インフラシェアリングカンパニーの台頭とブルーオーシャン
携帯会社は収益性の低いエリアでの基地局展開や、多くの基地局数設置の必要性など、4Gまでやってきた独自のインフラ展開手法だけでは、明らかに限界を迎えている。
そこで注目されているのが、基地局のインフラシェアリング事業だ。先行するのが、JMCIA(移動通信基盤整備協会)や携帯会社向けに、通信設備シェアリングを手掛けるJTOWERだ。
JMCIAは、通信のニーズが高いエリアでありながら設置場所が限定されたりするケースに対し、共同で基地局設置をはじめとした環境整備・維持管理などを行うことを目的に、携帯会社が設立した組織だ。
JTOWERは2012年の創業で、当初は携帯会社の独自構築の意向が強く苦戦していたが、総務省が2018年にシェアリングのガイドラインを公表したことなどもあり、NTTやKDDI、楽天モバイルなどの出資を受け、2020年3月期には営業損益が黒字転換を果たしている。
これまで同社は、屋内向けのシェアリング事業を中心に展開してきたが、最近ではNTTから通信鉄塔を購入するなど、屋外ソリューションの強化を図っている。
ほかにも、2021年2月には住友商事と東急が通信インフラの新会社、Sharing Design(シェアリングデザイン)を設立し、5Gを中心とした基地局シェアリングサービスを提供している。携帯会社同士の協業モデルでは、KDDIとソフトバンクが主にルーラルエリア構築のためのインフラシェアリング会社「5G JAPAN」を2020年4月に共同で設立している。
携帯会社としては、当然だがこうしたインフラシェアリングカンパニーの設備を利用することで、5Gエリアが拡大できること、そして独自に設置する場合に比較してコスト削減につながることが活用上のメリットとなる。
現在は、携帯各社の通信設備をそれぞれ一カ所に集めて設置する基地局サイトのシェアリングだが、将来的には1つの無線機を複数の携帯会社で共用するような無線機シェアリングまで発展すれば、コスト削減効果などさらに大きな成果が期待される。

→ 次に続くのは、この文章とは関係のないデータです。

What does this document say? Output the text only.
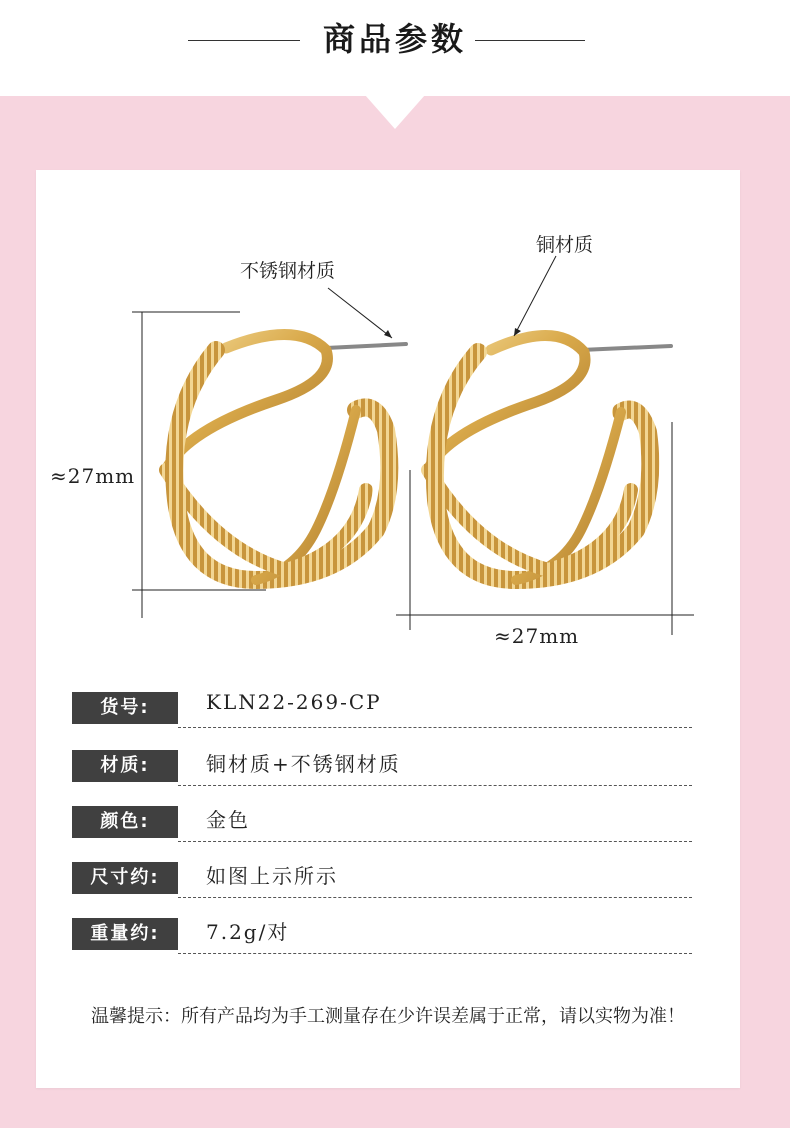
商品参数
不锈钢材质
铜材质
≈27mm
≈27mm
货号:	KLN22-269-CP
材质:	铜材质+不锈钢材质
颜色:	金色
尺寸约:	如图上示所示
重量约:	7.2g/对
温馨提示：所有产品均为手工测量存在少许误差属于正常，请以实物为准！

既に「5G JAPAN」向けにエリクソンは、2021年6月にマルチオペレーター無線アクセスネットワーク(Multi-Operators Radio Access Network[MORAN])を供給開始したと発表している。
関係者によれば、無線機シェアリングについては、各社の事情やノウハウ、戦略などもあり、すんなり実現するか難しい点も多そうだが、基地局サイトのシェアリングだけでも、独自に設置する場合と比較して20~30%程度のコスト削減につながるという声も聞かれる。
そうしたこともあり、携帯会社はインフラシェアリングに対して積極的なスタンスへと変化している。
5Gの普及へ向け、「政府」「携帯会社」「インフラシェアリングカンパニー」が一体となり同じベクトルへ向かっているが、それでも現在のインフラシェアリング市場の規模は、年間1.5兆円程度とされる携帯会社の設備投資規模から推測すると1%にも満たない。
その割合がどのくらいまで高くなるかは分からないが、「インフラシェアリングカンパニー」から見るとブルーオーシャンであることは間違いない。5G社会の本格到来へ向け、インフラシェアリング活躍の場は、むしろこれから広がっていきそうだ。